Certains romanciers décident même de s'engager ouvertement en faveur d'une cause, et de faire de leur roman un manifeste de cet engagement. Le roman satirique permet ainsi à un écrivain une critique ouverte de la société. Ainsi, Albert Cohen dans Belle du Seigneur, par le biais du risible Adrien Deume, petit fonctionnaire imbu de sa personne, trompé par sa femme et méprisé de tous, se moque du jeu social auquel se prête en permanence la société de Genève et les employés de la Société des Nations. Plus tard dans le roman, Solal, le héros, déchu et banni de toute bonne société, après avoir été plusieurs années dirigeant d'une organisation internationale, fait lui-même la satire de sa propre existence, qui lui semble avoir été vaine. Ainsi, le roman satirique est l'expression d'un véritable engagement de la part du romancier pour une cause qu'il s'agisse de l'homme ou de la société.
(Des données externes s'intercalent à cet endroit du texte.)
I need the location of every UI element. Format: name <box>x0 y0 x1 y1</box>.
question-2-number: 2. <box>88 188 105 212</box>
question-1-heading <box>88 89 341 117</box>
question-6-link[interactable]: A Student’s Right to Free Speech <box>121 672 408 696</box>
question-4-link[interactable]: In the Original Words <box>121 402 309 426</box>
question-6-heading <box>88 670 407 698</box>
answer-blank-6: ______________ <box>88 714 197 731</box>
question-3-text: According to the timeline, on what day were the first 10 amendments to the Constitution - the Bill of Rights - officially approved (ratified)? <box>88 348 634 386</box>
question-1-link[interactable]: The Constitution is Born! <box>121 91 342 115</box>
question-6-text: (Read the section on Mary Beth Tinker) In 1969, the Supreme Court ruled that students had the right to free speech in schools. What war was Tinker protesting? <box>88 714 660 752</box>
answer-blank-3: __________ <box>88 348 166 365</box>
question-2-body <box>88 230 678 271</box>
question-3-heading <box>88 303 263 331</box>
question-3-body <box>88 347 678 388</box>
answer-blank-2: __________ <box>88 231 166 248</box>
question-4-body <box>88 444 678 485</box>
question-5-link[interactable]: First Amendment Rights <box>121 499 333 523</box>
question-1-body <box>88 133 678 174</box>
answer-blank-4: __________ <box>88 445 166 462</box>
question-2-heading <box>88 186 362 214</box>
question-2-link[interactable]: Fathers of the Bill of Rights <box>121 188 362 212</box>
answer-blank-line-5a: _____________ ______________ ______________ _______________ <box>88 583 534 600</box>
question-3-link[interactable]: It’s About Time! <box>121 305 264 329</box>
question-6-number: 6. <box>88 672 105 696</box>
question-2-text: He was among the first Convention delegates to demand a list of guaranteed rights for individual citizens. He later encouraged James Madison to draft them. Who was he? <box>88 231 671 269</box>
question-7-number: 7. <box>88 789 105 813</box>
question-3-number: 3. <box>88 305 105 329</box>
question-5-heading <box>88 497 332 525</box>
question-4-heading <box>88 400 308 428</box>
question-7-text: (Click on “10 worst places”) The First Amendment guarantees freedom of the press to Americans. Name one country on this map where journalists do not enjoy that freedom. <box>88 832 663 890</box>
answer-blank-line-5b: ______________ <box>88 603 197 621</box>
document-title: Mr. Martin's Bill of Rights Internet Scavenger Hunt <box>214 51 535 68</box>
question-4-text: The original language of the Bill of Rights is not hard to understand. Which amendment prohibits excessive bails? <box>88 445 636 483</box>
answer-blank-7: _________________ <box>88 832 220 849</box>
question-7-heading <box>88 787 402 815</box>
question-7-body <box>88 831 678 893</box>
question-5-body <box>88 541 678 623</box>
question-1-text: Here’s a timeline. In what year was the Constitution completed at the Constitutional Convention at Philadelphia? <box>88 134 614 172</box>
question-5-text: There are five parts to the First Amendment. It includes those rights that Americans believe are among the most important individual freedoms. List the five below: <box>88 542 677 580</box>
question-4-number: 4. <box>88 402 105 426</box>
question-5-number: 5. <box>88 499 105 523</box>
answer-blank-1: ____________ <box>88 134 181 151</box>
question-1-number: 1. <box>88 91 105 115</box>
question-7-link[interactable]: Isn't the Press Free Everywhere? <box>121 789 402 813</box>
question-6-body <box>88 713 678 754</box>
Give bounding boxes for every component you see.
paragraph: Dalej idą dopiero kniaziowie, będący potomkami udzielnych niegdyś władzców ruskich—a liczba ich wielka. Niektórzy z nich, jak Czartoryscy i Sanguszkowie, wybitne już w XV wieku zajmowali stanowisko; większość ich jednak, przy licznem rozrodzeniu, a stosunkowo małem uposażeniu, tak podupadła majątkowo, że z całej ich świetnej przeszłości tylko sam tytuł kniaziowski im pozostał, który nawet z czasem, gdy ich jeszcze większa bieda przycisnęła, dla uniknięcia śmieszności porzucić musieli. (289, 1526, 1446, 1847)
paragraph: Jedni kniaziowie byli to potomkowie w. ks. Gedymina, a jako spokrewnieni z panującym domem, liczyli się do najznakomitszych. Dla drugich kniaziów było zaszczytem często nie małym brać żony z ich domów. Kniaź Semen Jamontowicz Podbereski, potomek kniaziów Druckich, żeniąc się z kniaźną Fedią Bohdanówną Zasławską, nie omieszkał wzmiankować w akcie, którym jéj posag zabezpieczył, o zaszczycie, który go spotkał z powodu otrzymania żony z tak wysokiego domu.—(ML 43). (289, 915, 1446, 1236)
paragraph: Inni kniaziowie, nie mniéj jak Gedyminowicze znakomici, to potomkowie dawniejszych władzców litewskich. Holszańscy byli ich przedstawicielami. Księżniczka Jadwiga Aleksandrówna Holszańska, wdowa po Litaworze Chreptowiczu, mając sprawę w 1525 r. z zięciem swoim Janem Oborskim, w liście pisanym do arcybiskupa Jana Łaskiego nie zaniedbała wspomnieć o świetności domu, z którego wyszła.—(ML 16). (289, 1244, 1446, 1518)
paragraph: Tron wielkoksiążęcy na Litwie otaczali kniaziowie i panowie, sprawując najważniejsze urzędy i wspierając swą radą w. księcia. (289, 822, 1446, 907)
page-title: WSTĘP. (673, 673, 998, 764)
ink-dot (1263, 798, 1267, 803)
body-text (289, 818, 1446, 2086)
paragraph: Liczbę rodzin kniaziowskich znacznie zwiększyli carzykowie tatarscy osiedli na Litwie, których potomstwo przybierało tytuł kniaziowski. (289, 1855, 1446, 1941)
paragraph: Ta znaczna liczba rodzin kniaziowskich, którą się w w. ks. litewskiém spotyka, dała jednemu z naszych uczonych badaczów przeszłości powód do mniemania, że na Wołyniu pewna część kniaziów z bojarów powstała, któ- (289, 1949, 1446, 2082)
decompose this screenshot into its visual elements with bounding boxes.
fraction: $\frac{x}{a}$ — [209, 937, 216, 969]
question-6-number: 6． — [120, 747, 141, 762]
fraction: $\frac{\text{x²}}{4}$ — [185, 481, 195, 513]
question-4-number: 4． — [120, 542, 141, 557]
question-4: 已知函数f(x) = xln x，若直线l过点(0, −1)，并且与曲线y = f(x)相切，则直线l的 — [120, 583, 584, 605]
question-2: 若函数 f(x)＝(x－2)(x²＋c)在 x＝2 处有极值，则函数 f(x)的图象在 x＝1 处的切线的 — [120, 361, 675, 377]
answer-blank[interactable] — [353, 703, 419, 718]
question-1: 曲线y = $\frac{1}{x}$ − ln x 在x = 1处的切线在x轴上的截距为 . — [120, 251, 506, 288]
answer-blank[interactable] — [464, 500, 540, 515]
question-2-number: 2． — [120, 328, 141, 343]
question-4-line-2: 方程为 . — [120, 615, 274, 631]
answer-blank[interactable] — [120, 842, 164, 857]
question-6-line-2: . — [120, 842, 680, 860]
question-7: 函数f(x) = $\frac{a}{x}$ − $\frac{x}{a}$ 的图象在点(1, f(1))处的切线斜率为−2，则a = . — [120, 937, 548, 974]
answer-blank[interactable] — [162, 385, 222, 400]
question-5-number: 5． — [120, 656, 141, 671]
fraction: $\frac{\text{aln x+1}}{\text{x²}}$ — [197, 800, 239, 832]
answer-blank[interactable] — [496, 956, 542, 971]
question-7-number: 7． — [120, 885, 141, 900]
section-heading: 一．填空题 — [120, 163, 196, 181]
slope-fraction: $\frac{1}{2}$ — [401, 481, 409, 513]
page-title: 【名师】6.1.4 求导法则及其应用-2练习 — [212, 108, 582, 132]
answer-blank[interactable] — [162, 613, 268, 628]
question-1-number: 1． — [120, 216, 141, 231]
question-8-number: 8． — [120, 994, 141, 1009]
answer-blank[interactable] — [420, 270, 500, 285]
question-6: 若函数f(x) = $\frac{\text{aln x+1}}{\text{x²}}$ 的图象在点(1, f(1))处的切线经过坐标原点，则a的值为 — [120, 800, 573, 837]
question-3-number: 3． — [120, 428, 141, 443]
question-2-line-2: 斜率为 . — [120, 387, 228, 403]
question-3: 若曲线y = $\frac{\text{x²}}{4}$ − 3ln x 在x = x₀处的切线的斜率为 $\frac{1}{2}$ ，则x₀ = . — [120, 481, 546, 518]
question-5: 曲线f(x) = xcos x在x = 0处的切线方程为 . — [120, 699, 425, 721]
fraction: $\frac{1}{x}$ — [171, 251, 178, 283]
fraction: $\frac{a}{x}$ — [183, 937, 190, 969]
Enfin, certains romans, oeuvres de personnalités souvent engagées politiquement, ont pour but principal de témoigner et de plaider pour la cause que défend leur auteur. C'est par exemple le cas de Claude Gueux de Victor Hugo, qui a été distribué aux députés français immédiatement après sa parution. Cet ouvrage a en premier lieu pour but l'interdiction de la peine de mort. Cependant, l'auteur va bien au-delà de cette simple demande. Il accuse en effet les dirigeants français et leur justice d'iniquités envers les pauvres et les supplie de bien vouloir éduquer le peuple, « d'éclairer et de moraliser sa tête, plutôt que de la couper «. Le discours de la chambre en fin de roman renforce encore la portée politique de celui-ci.

 

Nous avons donc vu que l'univers que construit le romancier en écrivant un livre ainsi que le choix de certains personnages, permettent à l'auteur de présenter le monde sous un certain angle. D'autre part, certains écrivains font de leurs romans des manifestes politiques et engagés contre les travers de la société et de l'homme. Ces trois dimensions dont les deux premières sont toujours présentes dans un roman, permettent ainsi de découvrir le regard que porte un romancier sur le monde.